Giorgio Scrofani ucciso dal Covid, "E' morte sul lavoro". "Portiamo l’Asur in tribunale"

La storia dell’autista di ambulanza morto per il virus. E la vicenda giudiziaria può fare scuola nelle Marche

Giorgio Scrofani è morto lo scorso 30 marzo, dopo giorni di agonia

Giorgio Scrofani è morto lo scorso 30 marzo, dopo giorni di agonia

Calcinelli, 8 agosto 2020 - Giorgio Scrofani, l’autista di ambulanza in forza alla Potes di Calcinelli, è il primo morto sul lavoro riconosciuto nelle Marche come vittima del Covid19 in ambito sanitario. L’operatore, da tutti ricordato per essere un uomo generoso e disponibile ad aiutare gli altri nel momento del bisogno, è spirato lo scorso 30 marzo dopo giorni di agonia.

"Mi portano in rianimazione. Spero di potervi rivedere tutti" è l’ultimo sms che Scrofani ha scritto ai colleghi prima di entrare nella terapia intensiva dell’ospedale di Torrette per essere intubato.
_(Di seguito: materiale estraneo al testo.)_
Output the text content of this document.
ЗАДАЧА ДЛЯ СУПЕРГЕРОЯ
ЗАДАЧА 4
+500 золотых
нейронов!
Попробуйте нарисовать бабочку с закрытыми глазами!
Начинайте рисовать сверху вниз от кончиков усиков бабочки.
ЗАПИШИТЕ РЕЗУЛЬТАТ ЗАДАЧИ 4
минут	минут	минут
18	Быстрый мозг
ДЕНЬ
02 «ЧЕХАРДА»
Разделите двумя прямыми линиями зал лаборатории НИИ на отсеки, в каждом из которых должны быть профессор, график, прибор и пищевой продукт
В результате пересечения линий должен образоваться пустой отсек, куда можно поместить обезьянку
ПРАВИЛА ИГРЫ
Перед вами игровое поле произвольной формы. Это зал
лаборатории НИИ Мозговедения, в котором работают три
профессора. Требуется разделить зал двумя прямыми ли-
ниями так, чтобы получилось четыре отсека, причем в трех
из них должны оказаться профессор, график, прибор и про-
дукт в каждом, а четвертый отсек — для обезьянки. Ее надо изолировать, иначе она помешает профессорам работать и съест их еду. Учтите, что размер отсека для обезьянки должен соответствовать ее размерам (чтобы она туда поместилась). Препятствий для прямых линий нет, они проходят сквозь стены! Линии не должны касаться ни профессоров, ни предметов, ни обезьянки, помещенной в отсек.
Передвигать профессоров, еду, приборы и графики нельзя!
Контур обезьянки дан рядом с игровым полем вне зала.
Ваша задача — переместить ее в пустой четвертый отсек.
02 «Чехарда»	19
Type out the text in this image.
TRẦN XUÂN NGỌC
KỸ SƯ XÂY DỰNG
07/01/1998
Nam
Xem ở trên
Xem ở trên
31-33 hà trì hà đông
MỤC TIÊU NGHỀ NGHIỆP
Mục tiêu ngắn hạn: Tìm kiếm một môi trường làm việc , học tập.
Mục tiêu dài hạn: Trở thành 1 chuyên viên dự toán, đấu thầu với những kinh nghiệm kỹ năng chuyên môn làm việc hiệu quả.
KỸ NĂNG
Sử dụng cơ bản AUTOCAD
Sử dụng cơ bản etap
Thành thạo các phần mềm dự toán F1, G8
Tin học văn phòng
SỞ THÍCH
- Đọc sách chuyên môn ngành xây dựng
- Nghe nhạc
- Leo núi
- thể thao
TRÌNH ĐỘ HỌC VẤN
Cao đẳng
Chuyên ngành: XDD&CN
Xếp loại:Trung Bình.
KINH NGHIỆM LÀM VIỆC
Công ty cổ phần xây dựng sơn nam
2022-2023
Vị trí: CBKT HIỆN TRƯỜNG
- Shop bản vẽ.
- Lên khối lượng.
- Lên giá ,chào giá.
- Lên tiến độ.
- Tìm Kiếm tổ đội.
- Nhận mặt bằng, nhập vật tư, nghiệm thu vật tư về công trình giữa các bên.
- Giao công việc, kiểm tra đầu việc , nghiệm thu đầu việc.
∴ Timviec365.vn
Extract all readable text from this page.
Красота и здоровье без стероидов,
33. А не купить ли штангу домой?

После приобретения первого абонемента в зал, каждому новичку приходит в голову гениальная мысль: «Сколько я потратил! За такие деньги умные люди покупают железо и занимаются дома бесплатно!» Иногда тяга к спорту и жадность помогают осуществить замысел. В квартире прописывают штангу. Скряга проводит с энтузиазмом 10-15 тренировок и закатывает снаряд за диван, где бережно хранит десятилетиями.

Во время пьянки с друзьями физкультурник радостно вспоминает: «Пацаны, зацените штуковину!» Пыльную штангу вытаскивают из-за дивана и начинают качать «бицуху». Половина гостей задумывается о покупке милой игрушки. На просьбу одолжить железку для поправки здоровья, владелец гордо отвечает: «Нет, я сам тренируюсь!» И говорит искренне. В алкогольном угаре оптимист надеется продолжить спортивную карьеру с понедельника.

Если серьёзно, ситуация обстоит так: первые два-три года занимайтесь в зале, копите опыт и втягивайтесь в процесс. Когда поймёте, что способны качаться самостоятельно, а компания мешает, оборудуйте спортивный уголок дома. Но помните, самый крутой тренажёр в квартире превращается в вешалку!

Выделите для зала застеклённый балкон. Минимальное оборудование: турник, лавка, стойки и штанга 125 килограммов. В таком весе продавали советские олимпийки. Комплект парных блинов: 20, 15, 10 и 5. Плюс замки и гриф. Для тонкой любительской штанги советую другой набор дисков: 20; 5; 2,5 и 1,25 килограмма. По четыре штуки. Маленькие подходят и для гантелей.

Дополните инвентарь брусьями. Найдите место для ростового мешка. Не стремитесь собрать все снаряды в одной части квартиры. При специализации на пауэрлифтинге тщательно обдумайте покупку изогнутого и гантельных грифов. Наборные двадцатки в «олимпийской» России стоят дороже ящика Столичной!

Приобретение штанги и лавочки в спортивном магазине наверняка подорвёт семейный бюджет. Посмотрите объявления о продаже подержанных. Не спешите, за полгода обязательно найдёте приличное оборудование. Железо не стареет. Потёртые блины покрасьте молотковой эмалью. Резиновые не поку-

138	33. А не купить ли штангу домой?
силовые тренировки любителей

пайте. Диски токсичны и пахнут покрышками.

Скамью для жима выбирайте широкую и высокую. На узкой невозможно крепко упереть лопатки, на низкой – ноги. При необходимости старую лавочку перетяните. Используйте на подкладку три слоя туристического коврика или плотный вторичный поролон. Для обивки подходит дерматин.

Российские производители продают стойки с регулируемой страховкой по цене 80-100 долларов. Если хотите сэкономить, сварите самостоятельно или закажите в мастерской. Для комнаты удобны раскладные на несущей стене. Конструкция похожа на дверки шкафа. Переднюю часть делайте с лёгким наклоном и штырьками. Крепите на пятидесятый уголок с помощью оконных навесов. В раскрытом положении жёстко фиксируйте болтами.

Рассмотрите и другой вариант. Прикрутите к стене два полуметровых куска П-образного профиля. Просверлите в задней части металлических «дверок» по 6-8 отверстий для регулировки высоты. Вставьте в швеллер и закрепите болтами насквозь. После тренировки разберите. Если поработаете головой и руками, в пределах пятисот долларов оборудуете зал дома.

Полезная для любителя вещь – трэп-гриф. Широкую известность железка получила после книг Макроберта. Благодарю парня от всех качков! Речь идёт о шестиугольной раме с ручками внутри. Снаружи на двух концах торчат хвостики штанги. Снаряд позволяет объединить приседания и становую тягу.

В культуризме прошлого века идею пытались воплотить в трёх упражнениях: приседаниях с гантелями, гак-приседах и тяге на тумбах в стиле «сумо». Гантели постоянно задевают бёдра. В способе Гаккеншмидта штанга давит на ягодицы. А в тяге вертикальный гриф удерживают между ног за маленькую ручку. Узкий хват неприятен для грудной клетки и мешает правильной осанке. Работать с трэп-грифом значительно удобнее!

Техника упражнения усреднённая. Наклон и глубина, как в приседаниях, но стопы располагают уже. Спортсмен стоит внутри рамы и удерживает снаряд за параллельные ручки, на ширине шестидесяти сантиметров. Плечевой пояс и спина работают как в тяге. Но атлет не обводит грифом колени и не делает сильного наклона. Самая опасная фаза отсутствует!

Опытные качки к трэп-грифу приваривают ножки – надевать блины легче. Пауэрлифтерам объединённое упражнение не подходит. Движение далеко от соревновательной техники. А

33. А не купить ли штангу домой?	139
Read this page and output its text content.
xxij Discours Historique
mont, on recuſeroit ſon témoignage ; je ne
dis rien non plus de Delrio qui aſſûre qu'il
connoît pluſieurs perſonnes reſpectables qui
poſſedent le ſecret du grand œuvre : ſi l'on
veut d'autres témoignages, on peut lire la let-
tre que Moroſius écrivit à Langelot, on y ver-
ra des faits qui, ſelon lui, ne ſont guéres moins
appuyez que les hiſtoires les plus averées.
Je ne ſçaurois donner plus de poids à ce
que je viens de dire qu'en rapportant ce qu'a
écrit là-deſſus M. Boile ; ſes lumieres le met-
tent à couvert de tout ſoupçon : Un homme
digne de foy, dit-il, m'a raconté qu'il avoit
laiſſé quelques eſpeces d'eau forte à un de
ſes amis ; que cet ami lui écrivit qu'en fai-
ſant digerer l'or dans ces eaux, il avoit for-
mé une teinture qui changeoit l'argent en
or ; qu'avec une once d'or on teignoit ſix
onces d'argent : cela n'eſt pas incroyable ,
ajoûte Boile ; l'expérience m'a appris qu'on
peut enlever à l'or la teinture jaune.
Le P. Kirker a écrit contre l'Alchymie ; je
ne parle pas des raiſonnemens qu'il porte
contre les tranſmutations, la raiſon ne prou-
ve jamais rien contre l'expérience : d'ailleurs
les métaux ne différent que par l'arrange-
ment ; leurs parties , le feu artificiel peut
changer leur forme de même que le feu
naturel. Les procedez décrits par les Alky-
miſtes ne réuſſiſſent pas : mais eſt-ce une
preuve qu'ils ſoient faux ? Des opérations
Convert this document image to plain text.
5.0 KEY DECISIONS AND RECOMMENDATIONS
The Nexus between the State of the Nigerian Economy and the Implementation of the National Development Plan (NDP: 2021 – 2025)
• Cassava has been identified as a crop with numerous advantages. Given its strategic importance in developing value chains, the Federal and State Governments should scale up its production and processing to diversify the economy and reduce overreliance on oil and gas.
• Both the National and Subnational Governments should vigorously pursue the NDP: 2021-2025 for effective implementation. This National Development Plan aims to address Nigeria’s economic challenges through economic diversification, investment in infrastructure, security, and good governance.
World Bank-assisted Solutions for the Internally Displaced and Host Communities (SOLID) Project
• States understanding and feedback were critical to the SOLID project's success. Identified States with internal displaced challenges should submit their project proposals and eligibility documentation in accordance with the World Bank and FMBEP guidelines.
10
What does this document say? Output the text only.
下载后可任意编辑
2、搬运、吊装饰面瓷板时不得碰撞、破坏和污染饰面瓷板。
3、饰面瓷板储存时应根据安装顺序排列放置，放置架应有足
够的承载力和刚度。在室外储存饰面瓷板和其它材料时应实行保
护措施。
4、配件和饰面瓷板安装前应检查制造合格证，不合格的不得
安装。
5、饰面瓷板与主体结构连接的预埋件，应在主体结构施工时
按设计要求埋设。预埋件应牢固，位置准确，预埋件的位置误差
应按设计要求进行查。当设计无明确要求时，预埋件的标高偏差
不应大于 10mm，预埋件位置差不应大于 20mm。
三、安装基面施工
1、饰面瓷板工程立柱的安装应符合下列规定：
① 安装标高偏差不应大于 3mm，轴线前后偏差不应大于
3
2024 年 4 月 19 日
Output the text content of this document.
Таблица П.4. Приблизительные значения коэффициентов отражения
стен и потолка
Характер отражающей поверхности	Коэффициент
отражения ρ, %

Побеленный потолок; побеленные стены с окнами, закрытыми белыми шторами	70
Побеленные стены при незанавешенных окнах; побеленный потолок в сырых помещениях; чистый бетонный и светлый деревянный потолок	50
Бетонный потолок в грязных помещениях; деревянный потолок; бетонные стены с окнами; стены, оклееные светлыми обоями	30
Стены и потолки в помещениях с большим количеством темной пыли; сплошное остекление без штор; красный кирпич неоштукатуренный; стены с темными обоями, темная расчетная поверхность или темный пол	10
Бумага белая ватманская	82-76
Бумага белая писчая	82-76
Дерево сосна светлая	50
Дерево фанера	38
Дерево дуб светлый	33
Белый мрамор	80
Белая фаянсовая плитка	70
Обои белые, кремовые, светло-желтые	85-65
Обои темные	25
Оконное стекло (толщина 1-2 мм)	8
Ora, su richiesta della famiglia, è stato aperto un procedimento penale presso il tribunale di Pesaro per dimostrare il nesso tra il contagio e le mansioni svolte dall’autista-soccorritore.

"Alla Potes di Calcinelli e nella sede legale della Croce Europa di Mercatino Conca abbiamo già raccolto informazioni utili all’accertamento delle circostanze, delle cause e all’individuazione dei responsabili della morte di Scrofani – spiega l’avvocato Giulio Maione di Fano che coordina il collegio accusatorio avvalendosi di un pool di esperti nel quale spicca il nome di Raffaele Giorgetti, professore associato di Medicina Legale alla Politecnica delle Marche – A nostro avviso in questa vicenda c’è il pieno coinvolgimento dell’Asur, che intendiamo dimostrare, a cui vanno imputati la completa assenza di protocolli che avrebbero dovuto disciplinare le mansioni del mio assistito durante la prima fase epidemica, l’inadeguatezza dei locali in cui tutti gli operatori transitavano prendendo e smontando dal lavoro e, ancora più grave, il mancato utilizzo dei dispositivi di protezione di sicurezza individuale durante il servizio. Gli addetti della Potes non avevano nemmeno la ‘pistola’ per misurare la febbre ai pazienti che caricavano in ambulanza, lavoravano a mani nude. L’attività di indagine da parte dei giudici è appena iniziata, ma il nostro auspicio è che si arrivi presto alla definizione di un capo di accusa e ad un processo".  

Si parte comunque da un dato di fatto, il riconoscimento da parte dell’Inail della scomparsa di Scrofani come morte sul lavoro. A dimostrazione di quanta attenzione ci sia su questa azione legale, che è la prima ad essere intentata nella nostra regione riguardante un sanitario scomparso a causa del Covid, è il fatto che tramite l’avvocato Giuseppe Sorcinelli l’Associazione nazionale invalidi e mutilati sul lavoro si costituirà parte civile. A Scrofani, che ha lasciato una moglie e una figlia, l’Asur ha recentemente intitolato la Casa della Salute di Calcinelli. Un gesto che evidentemente non è stato sufficiente a lenire una morte così ingiusta.